My exposure to violent games, particularly M-rated ones, started fairly early. I was allowed to start playing them at around 12 or 13 years of age. Note that I did say allowed. My parents did monitor what I was playing, at least up to that point, and made the decision to allow me to start playing M-rated games. They knew that I was mature enough to handle the adult content and didn’t give it a second thought. I don’t remember back that far very well, but if I had to guess, I would say that the me of that time didn’t even care about the fact that those games had violence. He didn’t want to play those games because he could blow off people’s heads or hear curse words scattered throughout the dialogue; he just wanted to play every game he could get his hands on.
Many of these posts from other games writers bring up some stories they have about moments in their lives where maybe video games did have an influence on them in some negative way. I would like to recount such a tale for you myself, but I don’t really have any. I was a very well-behaved child: I never got detention at school, was a straight-A student always, treated my parents with complete respect, and never did anything more violent than throwing a controller in a fit of annoyance (with myself, usually). I completely understand that games and reality are different and, to the best of my knowledge, am perfectly sane.
I think I know why I don’t have any of these stories to tell. To me, games have always been just that – a game. It’s very hard for me to keep a constant analytical eye when playing a game, as my mind has a tendency to slip into a more relaxed state and start going through the motions (something that makes writing about games tricky at times). I didn’t (and still don’t) pick out games because they were over-the-top violent or unbelievably crass; I pick games that look fun to play or seem interesting in some way.
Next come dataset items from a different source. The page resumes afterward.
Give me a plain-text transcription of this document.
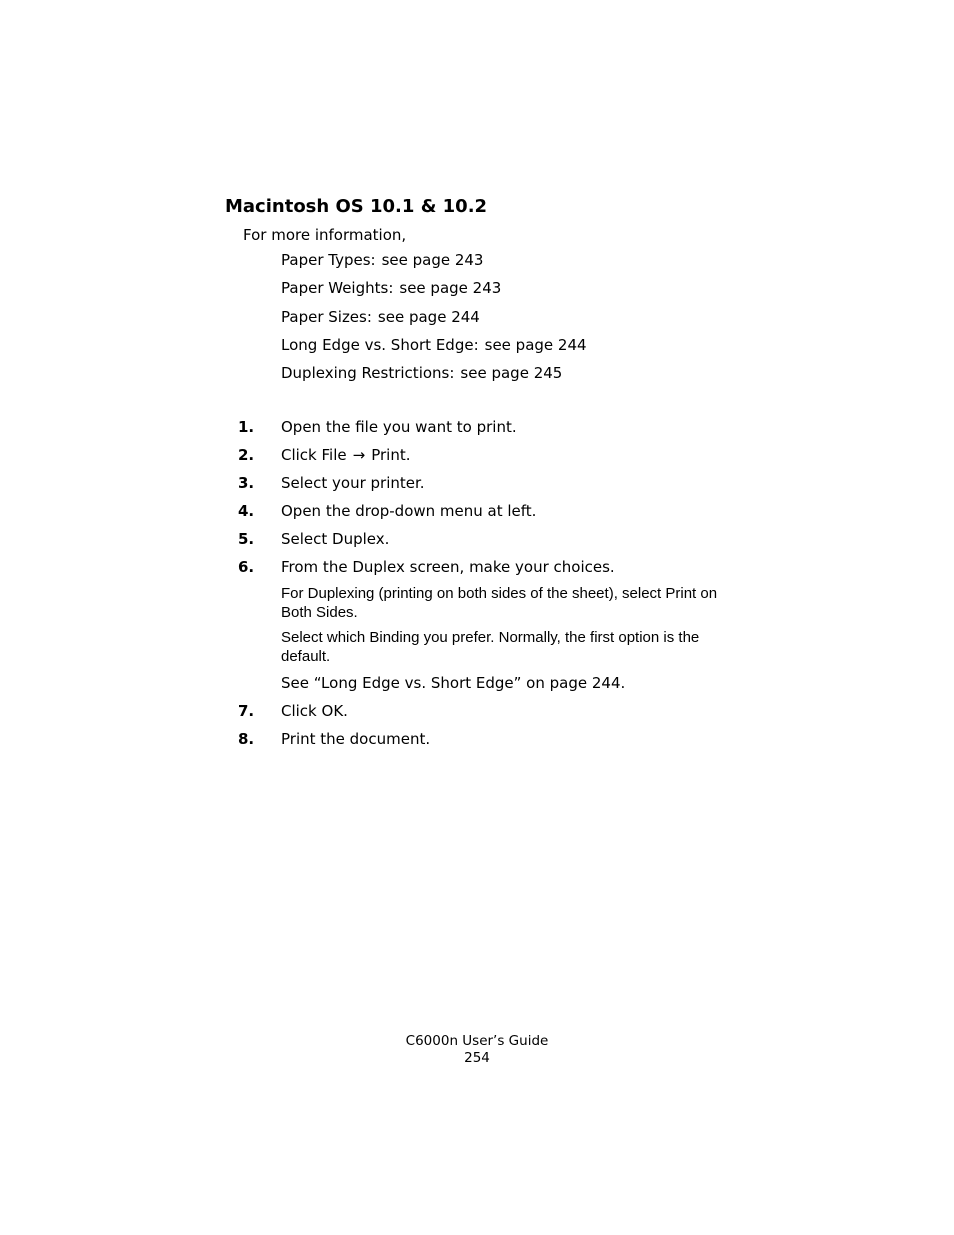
Macintosh OS 10.1 & 10.2
For more information,
Paper Types: see page 243
Paper Weights: see page 243
Paper Sizes: see page 244
Long Edge vs. Short Edge: see page 244
Duplexing Restrictions: see page 245
1. Open the file you want to print.
2. Click File → Print.
3. Select your printer.
4. Open the drop-down menu at left.
5. Select Duplex.
6. From the Duplex screen, make your choices.
For Duplexing (printing on both sides of the sheet), select Print on Both Sides.
Select which Binding you prefer. Normally, the first option is the default.
See “Long Edge vs. Short Edge” on page 244.
7. Click OK.
8. Print the document.
C6000n User’s Guide
254
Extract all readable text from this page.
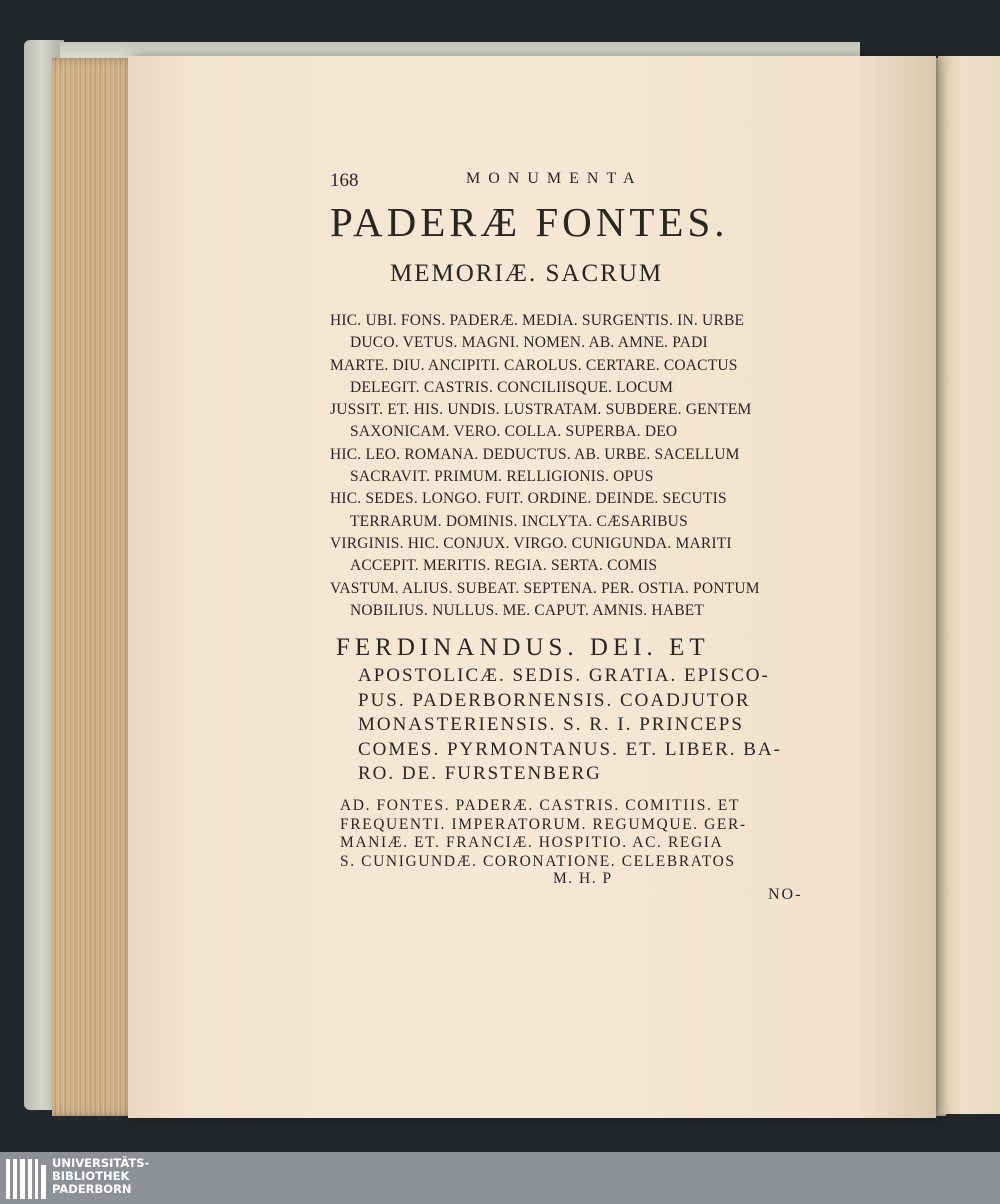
168	MONUMENTA
PADERÆ FONTES.
MEMORIÆ. SACRUM
HIC. UBI. FONS. PADERÆ. MEDIA. SURGENTIS. IN. URBE
DUCO. VETUS. MAGNI. NOMEN. AB. AMNE. PADI
MARTE. DIU. ANCIPITI. CAROLUS. CERTARE. COACTUS
DELEGIT. CASTRIS. CONCILIISQUE. LOCUM
JUSSIT. ET. HIS. UNDIS. LUSTRATAM. SUBDERE. GENTEM
SAXONICAM. VERO. COLLA. SUPERBA. DEO
HIC. LEO. ROMANA. DEDUCTUS. AB. URBE. SACELLUM
SACRAVIT. PRIMUM. RELLIGIONIS. OPUS
HIC. SEDES. LONGO. FUIT. ORDINE. DEINDE. SECUTIS
TERRARUM. DOMINIS. INCLYTA. CÆSARIBUS
VIRGINIS. HIC. CONJUX. VIRGO. CUNIGUNDA. MARITI
ACCEPIT. MERITIS. REGIA. SERTA. COMIS
VASTUM. ALIUS. SUBEAT. SEPTENA. PER. OSTIA. PONTUM
NOBILIUS. NULLUS. ME. CAPUT. AMNIS. HABET
FERDINANDUS. DEI. ET
APOSTOLICÆ. SEDIS. GRATIA. EPISCO-
PUS. PADERBORNENSIS. COADJUTOR
MONASTERIENSIS. S. R. I. PRINCEPS
COMES. PYRMONTANUS. ET. LIBER. BA-
RO. DE. FURSTENBERG
AD. FONTES. PADERÆ. CASTRIS. COMITIIS. ET
FREQUENTI. IMPERATORUM. REGUMQUE. GER-
MANIÆ. ET. FRANCIÆ. HOSPITIO. AC. REGIA
S. CUNIGUNDÆ. CORONATIONE. CELEBRATOS
M. H. P
NO-
UNIVERSITÄTS-
BIBLIOTHEK
PADERBORN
I can’t really think of any time in my life where I blew some NPC’s head off with a shotgun and said “Awesome!” or “That was sick!” Every dead enemy to me just meant I was one step closer to my goal, pleasure centers in my brain firing as I accomplished the tasks given to me by the game. Violence has never thrilled me in a game; it has either not registered at all or disgusted me when it was violent enough.
Maybe that’s the problem I have with violent video games. Until recently, with games like Spec Ops: The Line (and Brendan Keogh’s amazing Killing is Harmless covering it), I never really stopped to think about how much violence exists in this form of media I spend so much time with. At this point in my gaming career, I must have murdered hundreds of thousands of virtual men. On most days, this fact doesn’t even register to me. I was only shooting the 1s and 0s created by the game to get that sensation of pleasure I so desire. It’s been that way from the beginning.
Maybe games didn’t desensitize me to violence. Maybe I was already desensitized before they got there, my logical brain already rationalizing away the horrible acts I committed in games on a daily basis. Maybe.